L’andate tutti affanculo quanto è legato allo stato individualistico dovuto dalla degenerazione della scena politica odierna?
Il concetto dell’andate affanculo è legato anche a questo. Durante quest’intervista se sto parlando spesso di lavoro è perché mi sta molto a cuore in questo periodo e penso di essere fortunato a vivere dignitosamente con la mia professione di musicista “lavoratore”. Questo non tutti gli artisti l’ammettono. Molti si vergognano di etichettare la loro professione come un lavoro, ma alla fine non si rendono conto che il loro atteggiarsi è come stare in una Panda con i cerchi in lega!
Cosa ne pensi dei social network che hanno un po’ rivoluzionato gli step iniziali di una band emergente? Prima si faceva tanta gavetta live e poi si registrava il primo disco adesso le band registrano l’Ep, lo mettono in free-download, ma alla fine quando li vedi live molto spesso sono delle grandi delusioni…
Non si può avere la botte piena e la moglie ubriaca.
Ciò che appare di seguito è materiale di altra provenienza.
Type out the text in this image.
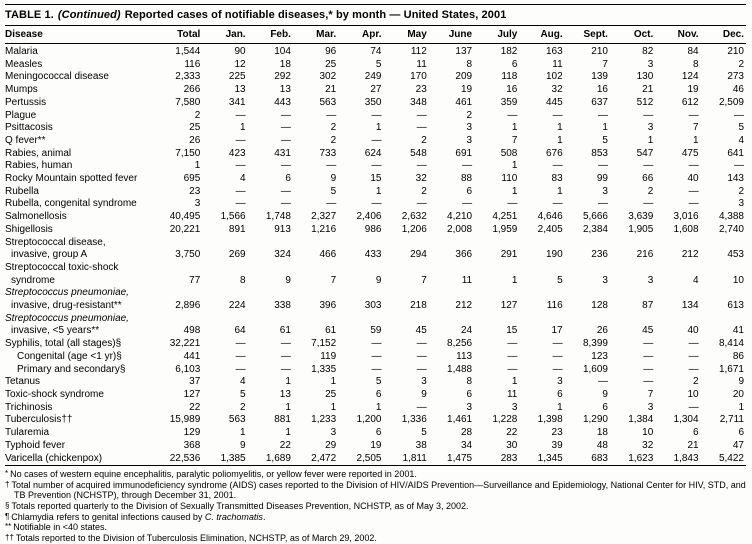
TABLE 1. (Continued) Reported cases of notifiable diseases,* by month — United States, 2001
Disease	Total	Jan.	Feb.	Mar.	Apr.	May	June	July	Aug.	Sept.	Oct.	Nov.	Dec.
Malaria	1,544	90	104	96	74	112	137	182	163	210	82	84	210
Measles	116	12	18	25	5	11	8	6	11	7	3	8	2
Meningococcal disease	2,333	225	292	302	249	170	209	118	102	139	130	124	273
Mumps	266	13	13	21	27	23	19	16	32	16	21	19	46
Pertussis	7,580	341	443	563	350	348	461	359	445	637	512	612	2,509
Plague	2	—	—	—	—	—	2	—	—	—	—	—	—
Psittacosis	25	1	—	2	1	—	3	1	1	1	3	7	5
Q fever**	26	—	—	2	—	2	3	7	1	5	1	1	4
Rabies, animal	7,150	423	431	733	624	548	691	508	676	853	547	475	641
Rabies, human	1	—	—	—	—	—	—	1	—	—	—	—	—
Rocky Mountain spotted fever	695	4	6	9	15	32	88	110	83	99	66	40	143
Rubella	23	—	—	5	1	2	6	1	1	3	2	—	2
Rubella, congenital syndrome	3	—	—	—	—	—	—	—	—	—	—	—	3
Salmonellosis	40,495	1,566	1,748	2,327	2,406	2,632	4,210	4,251	4,646	5,666	3,639	3,016	4,388
Shigellosis	20,221	891	913	1,216	986	1,206	2,008	1,959	2,405	2,384	1,905	1,608	2,740
Streptococcal disease,													
invasive, group A	3,750	269	324	466	433	294	366	291	190	236	216	212	453
Streptococcal toxic-shock													
syndrome	77	8	9	7	9	7	11	1	5	3	3	4	10
Streptococcus pneumoniae,													
invasive, drug-resistant**	2,896	224	338	396	303	218	212	127	116	128	87	134	613
Streptococcus pneumoniae,													
invasive, <5 years**	498	64	61	61	59	45	24	15	17	26	45	40	41
Syphilis, total (all stages)§	32,221	—	—	7,152	—	—	8,256	—	—	8,399	—	—	8,414
Congenital (age <1 yr)§	441	—	—	119	—	—	113	—	—	123	—	—	86
Primary and secondary§	6,103	—	—	1,335	—	—	1,488	—	—	1,609	—	—	1,671
Tetanus	37	4	1	1	5	3	8	1	3	—	—	2	9
Toxic-shock syndrome	127	5	13	25	6	9	6	11	6	9	7	10	20
Trichinosis	22	2	1	1	1	—	3	3	1	6	3	—	1
Tuberculosis††	15,989	563	881	1,233	1,200	1,336	1,461	1,228	1,398	1,290	1,384	1,304	2,711
Tularemia	129	1	1	3	6	5	28	22	23	18	10	6	6
Typhoid fever	368	9	22	29	19	38	34	30	39	48	32	21	47
Varicella (chickenpox)	22,536	1,385	1,689	2,472	2,505	1,811	1,475	283	1,345	683	1,623	1,843	5,422
* No cases of western equine encephalitis, paralytic poliomyelitis, or yellow fever were reported in 2001.
† Total number of acquired immunodeficiency syndrome (AIDS) cases reported to the Division of HIV/AIDS Prevention—Surveillance and Epidemiology, National Center for HIV, STD, and TB Prevention (NCHSTP), through December 31, 2001.
§ Totals reported quarterly to the Division of Sexually Transmitted Diseases Prevention, NCHSTP, as of May 3, 2002.
¶ Chlamydia refers to genital infections caused by C. trachomatis.
** Notifiable in <40 states.
†† Totals reported to the Division of Tuberculosis Elimination, NCHSTP, as of March 29, 2002.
Noi abbiamo fatto quella trafila classica. Quando decidi che vuoi suonare devi abbracciare la vita da furgone, devi voler bene a quei quattro pelosi con cui macini i chilometri e ti devi dimenticare della vita normale. All’inizio giravo con il camper con la mia ragazza, però pure se ci si amava tanto si finiva di merda ogni sera. Quando scegli questa vita devi mettere in conto che ti devi tenere anche le due carie che quando avrai tempo le curerai. Sono scelte di vita. Per quanto concerne i social network, noi crediamo in questi mezzi ma sempre con intelligenza. Bisogna usarli con un minimo di cultura e con un minimo di valori. All’estero questi valori sono innati, con questo non voglio dire che è meglio andare a vivere all’estero. I social network sono uno specchio della nostra società basata su una grande solitudine, c’è sono tanta bella gente ma anche tante persone sole. Amo la scienza. Per me sono fichissime queste nuove tecnologie e le cose nostalgiche revival mi stanno sul cazzo. Non ti dirò di come erano belle le musicassette ed i Puffi… quando avevo diciotto anni mi era sul cazzo chi ricordava cose del passato e lo sono ancora oggi che ho trent’anni. Bisogna prendere dal passato per costruire e non solo per celebrarlo co nostalgia.
Quanto è importante suonare davanti ad un pubblico che non ti conosce? Stasera c’erano molte persone non vi conoscevano ma alla fine li avete trascinati. In Italia c’è poca tendenza a esplorare, in linea di massima
Su questo sono d’accordo. A Milano per esempio, tranne il Miami, ci sono tutti concerti singoli nei club dove saranno sempre gli stessi che ti verranno a vedere. Vi è una regola matematica, come anche le varie fasi: i fischi all’inizio prima di andare sul palco, i cori e tutte quelle cose che sognavi quando vedevi i Queen da piccolo… ma alla fine forse ti stancano un po’. Tempo fa non si era mai meno di 500 per un concerto, si andava a vedere qualsiasi cavolata, mentre adesso quando si fanno 200 persone (che all’epoca erano solo per il soundcheck) si dice è andata bene stasera.